Jiaxuan Guo

Hi there! I am Jiaxuan Guo, a fourth-year student majoring in Physics at Fudan University in China. My research interests lie in computational physics and materials science, especially by means of first-principles calculations and machine learning.

Under the guidance of Prof. Jing Wang at Fudan University, I conducted research on the utilization of deep learning techniques for the discovery of topological and superconducting materials. Additionally, I worked under the supervision of Prof. Diana Qiu at Yale University, where I employed first-principles calculations to investigate the behavior of excitons in 2D twisted heterostructures.

I am applying for 2024 fall Ph.D. in physics and materials science!

Research Topics

• Ab Initio Methods for Electronic and Optical Properties of Real Materials
• Twisted 2D Bilayer Materials
• Artificial Intelligence for Science (Physics, Material Science)

Experience

(Details seen in CV)

First-Principles Study of Time-Resolved ARPES on t-MoSe2/WS2 Bilayer
Supervised by Prof. Diana Qiu
May 2023 – Present Yale University
Part I: Density Functional Theory (DFT) Level Study

• Employed the Quantum ESPRESSO package to analyze electronic orbital-projected band structures, wavefunctions, and density of states (DOS) of the twisted MoSe2/WS2 heterostructure.
• Developed a theoretical model to predict the oscillation period resulting from the interference between electrons in the top and bottom layers.
• Computed the K point matrix elements in ARPES via the free electron approximation, thereby simulating the photoemission (PE) intensity and validating the theoretical model.

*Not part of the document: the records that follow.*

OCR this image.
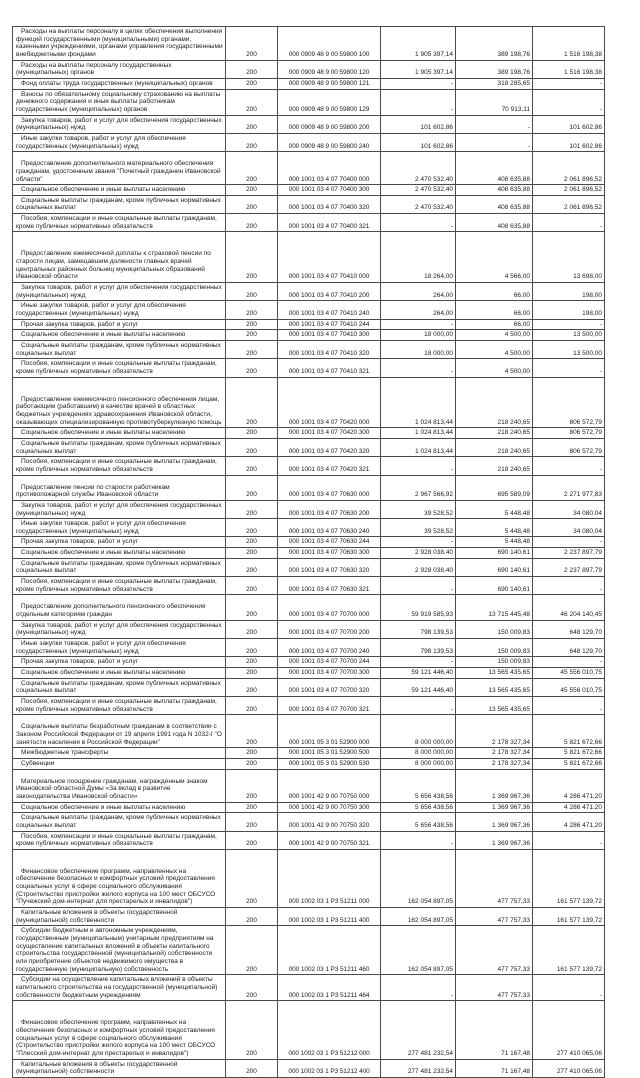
Расходы на выплаты персоналу в целях обеспечения выполнения функций государственными (муниципальными) органами, казенными учреждениями, органами управления государственными внебюджетными фондами	200	000 0909 48 9 00 59800 100	1 905 397,14	389 198,76	1 516 198,38
Расходы на выплаты персоналу государственных (муниципальных) органов	200	000 0909 48 9 00 59800 120	1 905 397,14	389 198,76	1 516 198,38
Фонд оплаты труда государственных (муниципальных) органов	200	000 0909 48 9 00 59800 121	-	318 285,65	-
Взносы по обязательному социальному страхованию на выплаты денежного содержания и иные выплаты работникам государственных (муниципальных) органов	200	000 0909 48 9 00 59800 129	-	70 913,11	-
Закупка товаров, работ и услуг для обеспечения государственных (муниципальных) нужд	200	000 0909 48 9 00 59800 200	101 602,86	-	101 602,86
Иные закупки товаров, работ и услуг для обеспечения государственных (муниципальных) нужд	200	000 0909 48 9 00 59800 240	101 602,86	-	101 602,86
Предоставление дополнительного материального обеспечения гражданам, удостоенным звания "Почетный гражданин Ивановской области"	200	000 1001 03 4 07 70400 000	2 470 532,40	408 635,88	2 061 896,52
Социальное обеспечение и иные выплаты населению	200	000 1001 03 4 07 70400 300	2 470 532,40	408 635,88	2 061 896,52
Социальные выплаты гражданам, кроме публичных нормативных социальных выплат	200	000 1001 03 4 07 70400 320	2 470 532,40	408 635,88	2 061 896,52
Пособия, компенсации и иные социальные выплаты гражданам, кроме публичных нормативных обязательств	200	000 1001 03 4 07 70400 321	-	408 635,88	-
Предоставление ежемесячной доплаты к страховой пенсии по старости лицам, замещавшим должности главных врачей центральных районных больниц муниципальных образований Ивановской области	200	000 1001 03 4 07 70410 000	18 264,00	4 566,00	13 698,00
Закупка товаров, работ и услуг для обеспечения государственных (муниципальных) нужд	200	000 1001 03 4 07 70410 200	264,00	66,00	198,00
Иные закупки товаров, работ и услуг для обеспечения государственных (муниципальных) нужд	200	000 1001 03 4 07 70410 240	264,00	66,00	198,00
Прочая закупка товаров, работ и услуг	200	000 1001 03 4 07 70410 244	-	66,00	-
Социальное обеспечение и иные выплаты населению	200	000 1001 03 4 07 70410 300	18 000,00	4 500,00	13 500,00
Социальные выплаты гражданам, кроме публичных нормативных социальных выплат	200	000 1001 03 4 07 70410 320	18 000,00	4 500,00	13 500,00
Пособия, компенсации и иные социальные выплаты гражданам, кроме публичных нормативных обязательств	200	000 1001 03 4 07 70410 321	-	4 500,00	-
Предоставление ежемесячного пенсионного обеспечения лицам, работающим (работавшим) в качестве врачей в областных бюджетных учреждениях здравоохранения Ивановской области, оказывающих специализированную противотуберкулезную помощь	200	000 1001 03 4 07 70420 000	1 024 813,44	218 240,65	806 572,79
Социальное обеспечение и иные выплаты населению	200	000 1001 03 4 07 70420 300	1 024 813,44	218 240,65	806 572,79
Социальные выплаты гражданам, кроме публичных нормативных социальных выплат	200	000 1001 03 4 07 70420 320	1 024 813,44	218 240,65	806 572,79
Пособия, компенсации и иные социальные выплаты гражданам, кроме публичных нормативных обязательств	200	000 1001 03 4 07 70420 321	-	218 240,65	-
Предоставление пенсии по старости работникам противопожарной службы Ивановской области	200	000 1001 03 4 07 70630 000	2 967 566,92	695 589,09	2 271 977,83
Закупка товаров, работ и услуг для обеспечения государственных (муниципальных) нужд	200	000 1001 03 4 07 70630 200	39 528,52	5 448,48	34 080,04
Иные закупки товаров, работ и услуг для обеспечения государственных (муниципальных) нужд	200	000 1001 03 4 07 70630 240	39 528,52	5 448,48	34 080,04
Прочая закупка товаров, работ и услуг	200	000 1001 03 4 07 70630 244	-	5 448,48	-
Социальное обеспечение и иные выплаты населению	200	000 1001 03 4 07 70630 300	2 928 038,40	690 140,61	2 237 897,79
Социальные выплаты гражданам, кроме публичных нормативных социальных выплат	200	000 1001 03 4 07 70630 320	2 928 038,40	690 140,61	2 237 897,79
Пособия, компенсации и иные социальные выплаты гражданам, кроме публичных нормативных обязательств	200	000 1001 03 4 07 70630 321	-	690 140,61	-
Предоставление дополнительного пенсионного обеспечения отдельным категориям граждан	200	000 1001 03 4 07 70700 000	59 919 585,93	13 715 445,48	46 204 140,45
Закупка товаров, работ и услуг для обеспечения государственных (муниципальных) нужд	200	000 1001 03 4 07 70700 200	798 139,53	150 009,83	648 129,70
Иные закупки товаров, работ и услуг для обеспечения государственных (муниципальных) нужд	200	000 1001 03 4 07 70700 240	798 139,53	150 009,83	648 129,70
Прочая закупка товаров, работ и услуг	200	000 1001 03 4 07 70700 244	-	150 009,83	-
Социальное обеспечение и иные выплаты населению	200	000 1001 03 4 07 70700 300	59 121 446,40	13 565 435,65	45 556 010,75
Социальные выплаты гражданам, кроме публичных нормативных социальных выплат	200	000 1001 03 4 07 70700 320	59 121 446,40	13 565 435,65	45 556 010,75
Пособия, компенсации и иные социальные выплаты гражданам, кроме публичных нормативных обязательств	200	000 1001 03 4 07 70700 321	-	13 565 435,65	-
Социальные выплаты безработным гражданам в соответствии с Законом Российской Федерации от 19 апреля 1991 года N 1032-I "О занятости населения в Российской Федерации"	200	000 1001 05 3 01 52900 000	8 000 000,00	2 178 327,34	5 821 672,66
Межбюджетные трансферты	200	000 1001 05 3 01 52900 500	8 000 000,00	2 178 327,34	5 821 672,66
Субвенции	200	000 1001 05 3 01 52900 530	8 000 000,00	2 178 327,34	5 821 672,66
Материальное поощрение гражданам, награжденным знаком Ивановской областной Думы «За вклад в развитие законодательства Ивановской области»	200	000 1001 42 9 00 70750 000	5 656 438,56	1 369 967,36	4 286 471,20
Социальное обеспечение и иные выплаты населению	200	000 1001 42 9 00 70750 300	5 656 438,56	1 369 967,36	4 286 471,20
Социальные выплаты гражданам, кроме публичных нормативных социальных выплат	200	000 1001 42 9 00 70750 320	5 656 438,56	1 369 967,36	4 286 471,20
Пособия, компенсации и иные социальные выплаты гражданам, кроме публичных нормативных обязательств	200	000 1001 42 9 00 70750 321	-	1 369 967,36	-
Финансовое обеспечение программ, направленных на обеспечение безопасных и комфортных условий предоставления социальных услуг в сфере социального обслуживания (Строительство пристройки жилого корпуса на 100 мест ОБСУСО "Пучежский дом-интернат для престарелых и инвалидов")	200	000 1002 03 1 Р3 51211 000	162 054 897,05	477 757,33	161 577 139,72
Капитальные вложения в объекты государственной (муниципальной) собственности	200	000 1002 03 1 Р3 51211 400	162 054 897,05	477 757,33	161 577 139,72
Субсидии бюджетным и автономным учреждениям, государственным (муниципальным) унитарным предприятиям на осуществление капитальных вложений в объекты капитального строительства государственной (муниципальной) собственности или приобретение объектов недвижимого имущества в государственную (муниципальную) собственность	200	000 1002 03 1 Р3 51211 460	162 054 897,05	477 757,33	161 577 139,72
Субсидии на осуществление капитальных вложений в объекты капитального строительства на государственной (муниципальной) собственности бюджетным учреждениям	200	000 1002 03 1 Р3 51211 464	-	477 757,33	-
Финансовое обеспечение программ, направленных на обеспечение безопасных и комфортных условий предоставления социальных услуг в сфере социального обслуживания (Строительство пристройки жилого корпуса на 100 мест ОБСУСО "Плесский дом-интернат для престарелых и инвалидов")	200	000 1002 03 1 Р3 51212 000	277 481 232,54	71 167,48	277 410 065,06
Капитальные вложения в объекты государственной (муниципальной) собственности	200	000 1002 03 1 Р3 51212 400	277 481 232,54	71 167,48	277 410 065,06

Part II: Exciton Level Study

• Utilized the BerkeleyGW package to perform a one-shot G0W0 calculation and applied the Bethe-Salpeter equation (BSE) approach to characterize excitonic properties, including exciton binding energy and exciton wavefunction.
• Developed scripts to visualize the distribution of excitons within momentum space and computed the band-to-band transition matrix term (no free electron approximation) at each k-point.
• Simulated the PE intensity from the exciton level and put forward an explanation for the oscillations observed in the experiment
• Discovered discrepancies between experimental results and literature regarding the band alignment, challenging the computational accuracy of prior research on MoSe2/WS2 heterostructure.

Deep Learning Approach to Novel Topological Materials
Supervised by Prof. Jing Wang
Dec. 2022 – Apr. 2023 Fudan University

• Learned some machine learning (ML) methods, including Convolutional Neural Network (CNN), Support Vector Machine (SVM), HDBSCAN, and t-SNE.
• Applied CNN algorithms to streamline the exploration of materials exhibiting notably clean Fermi surfaces, achieving an accuracy rate exceeding 90%.
• Identified approximately 150 prospective material candidates from a pool of 2,000 entries within the 2Dmatpedia database, significantly accelerating the process of seeking novel topological materials.

Crystal Graph Convolutional Neural Networks for Prediction of Superconductors
Supervised by Prof. Jing Wang
Sept. 2023 – Present Fudan University

• Constructed a training dataset comprising 1120 CIF structure files of superconducting materials along with their corresponding transition temperatures Tc , and this dataset is continuously expanding.
• Based on Atomistic Line Graph Neural Network (ALIGNN), currently enhancing the input node features and model framework to improve prediction accuracy.